Rolf Lindner / 16.01.2019

Sehr viele Kader in der DDR waren Kraft ihres Amtes Informelle Mitarbeiter der Staatssicherheit, ohne als solche geführt zu werden. Die verblieben nach der Wende oft in ihren Ämtern, weil sie ja nicht stasibelastet waren, manchmal sogar mit erweiterten Entscheidungsbefugnissen, weil sie sich von heute auf morgen den neuen Mächten andienten.

Karla Kuhn / 16.01.2019

Herr Knabe war die Ideale Besetzung für Hohenschönhausen. Allerdings frage ich mich, WAS hat eigentlich die STASI AUFARBEITUNG gebracht, wenn heute unter der Merkel Leitung ehemalige STASIS wie z. B ANETTA KAHANE,  IM VOCTORIA wieder fleißig mitmischen dürfen?? Das ist so grotesk !!  Es ist ein einziges Trauerspiel !!  Und dann fragen viele der Politkaste, WARUM viele Menchen in diesem die Faxen dicke haben ?!!

Jörg Plath / 16.01.2019

Betrachtet man die ganze Aufarbeitung nüchtern, hat sie kaum was gebracht. Da ist zum einen der Fakt, dass ach so viele Stalinisten und SED-Kader geräuschlos in die neue Gesellschaft geglitten sind und in hohren Positionen des neuen Staates selbigen von innen aushöhlen. Übrigens ganz in Stasi-Manier oder mit “Parteiauftrag”. Da ist zum anderen ein riesiger Verwaltungsapparat namens BStU, Bundesstiftung Aufarbeitung, Landesbeauftragte etc entstanden, der hauptsächlich ein urdeutsches Bürokratie-Monster ist und außer in absoluten Fachkreisen kaum etwas bewirkt und sich auch selbst bewusst vom betroffenen Volk durch wissenschaftliches Elitegehabe abgrenzt.
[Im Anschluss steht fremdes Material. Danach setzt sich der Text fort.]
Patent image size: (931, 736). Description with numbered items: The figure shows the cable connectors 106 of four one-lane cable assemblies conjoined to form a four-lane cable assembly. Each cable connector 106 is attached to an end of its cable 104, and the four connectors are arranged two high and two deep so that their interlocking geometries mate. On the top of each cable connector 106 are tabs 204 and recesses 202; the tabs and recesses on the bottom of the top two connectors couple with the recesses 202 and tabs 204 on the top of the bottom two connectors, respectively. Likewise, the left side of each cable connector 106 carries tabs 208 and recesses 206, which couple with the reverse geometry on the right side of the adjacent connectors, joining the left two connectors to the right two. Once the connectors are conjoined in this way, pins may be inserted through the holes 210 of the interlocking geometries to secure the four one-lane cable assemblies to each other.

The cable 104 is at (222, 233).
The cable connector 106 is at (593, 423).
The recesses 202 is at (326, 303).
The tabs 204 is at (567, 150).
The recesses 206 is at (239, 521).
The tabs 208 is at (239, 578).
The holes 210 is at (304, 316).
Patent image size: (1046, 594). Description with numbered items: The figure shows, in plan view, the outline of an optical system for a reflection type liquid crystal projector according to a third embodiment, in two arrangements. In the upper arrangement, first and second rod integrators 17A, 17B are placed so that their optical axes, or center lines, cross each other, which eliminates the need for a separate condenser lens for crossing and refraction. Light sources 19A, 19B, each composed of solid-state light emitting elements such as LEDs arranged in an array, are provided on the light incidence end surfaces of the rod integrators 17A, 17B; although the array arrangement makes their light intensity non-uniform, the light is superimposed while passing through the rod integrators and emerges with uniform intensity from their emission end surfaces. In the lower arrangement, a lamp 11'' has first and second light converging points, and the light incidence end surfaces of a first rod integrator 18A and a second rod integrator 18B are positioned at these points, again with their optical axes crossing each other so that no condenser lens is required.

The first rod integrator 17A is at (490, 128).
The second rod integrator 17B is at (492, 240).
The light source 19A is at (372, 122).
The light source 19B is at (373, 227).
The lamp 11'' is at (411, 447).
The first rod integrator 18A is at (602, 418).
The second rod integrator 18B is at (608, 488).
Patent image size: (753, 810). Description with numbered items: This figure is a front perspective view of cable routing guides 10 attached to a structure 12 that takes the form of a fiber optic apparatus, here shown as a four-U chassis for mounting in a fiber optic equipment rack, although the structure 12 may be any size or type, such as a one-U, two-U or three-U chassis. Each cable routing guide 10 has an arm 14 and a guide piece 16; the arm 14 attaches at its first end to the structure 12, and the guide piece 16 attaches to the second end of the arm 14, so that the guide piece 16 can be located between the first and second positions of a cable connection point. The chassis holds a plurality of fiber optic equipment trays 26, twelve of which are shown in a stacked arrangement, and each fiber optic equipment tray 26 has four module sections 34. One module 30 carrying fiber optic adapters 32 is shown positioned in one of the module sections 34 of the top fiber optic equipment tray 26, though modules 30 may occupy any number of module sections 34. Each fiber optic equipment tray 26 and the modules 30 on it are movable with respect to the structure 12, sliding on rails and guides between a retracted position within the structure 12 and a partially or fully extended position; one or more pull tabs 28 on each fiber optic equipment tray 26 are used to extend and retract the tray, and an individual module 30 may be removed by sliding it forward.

Zum dritten sieht man eben genau das in der Gesellschaft, von dem der Autor schreibt: Der Wolf SED gerierte sich perfekt im Schafspelz und wird tatsächlich in Form der Linkspartei als demokratische Institution wahrgenommen. Die Bundesrepublik ist schon lange eine andere. Sie hat mit dem, was viele Demonstranten 89 wollten, nichts mehr zu tun. Diese sehen vielmehr mit Grauen, wie das alte Gespenst des Kommunismus, welches in der DDR spukte, zurückkehrt.

M. Hartwig / 16.01.2019

“In einem riesigen Pulk in Leipzig von hunderttausenden Leuten, da kann ich mein Individuum immer verstecken. Aber wir haben unser Individuum damals überhaupt nicht versteckt, wir haben unsere Gesichter gezeigt, wir sind mit unseren Namen eingestanden, mit unserer Musik und haben dafür gezahlt. Und dann stand irgendwann in Leipzig groß am Ortseingangsschild ‘Heldenstadt’.  Heldenstadt - da wird es einem ein klein bisschen schlecht, wenn man sich überlegt, verdammte Scheiße, wo wart ihr denn zehn Jahre vorher.” Das sagt Stracke, Sänger von Wutanfall am Ende des Films Too Much Future - Punk in der DDR. Ende der Aufarbeitung.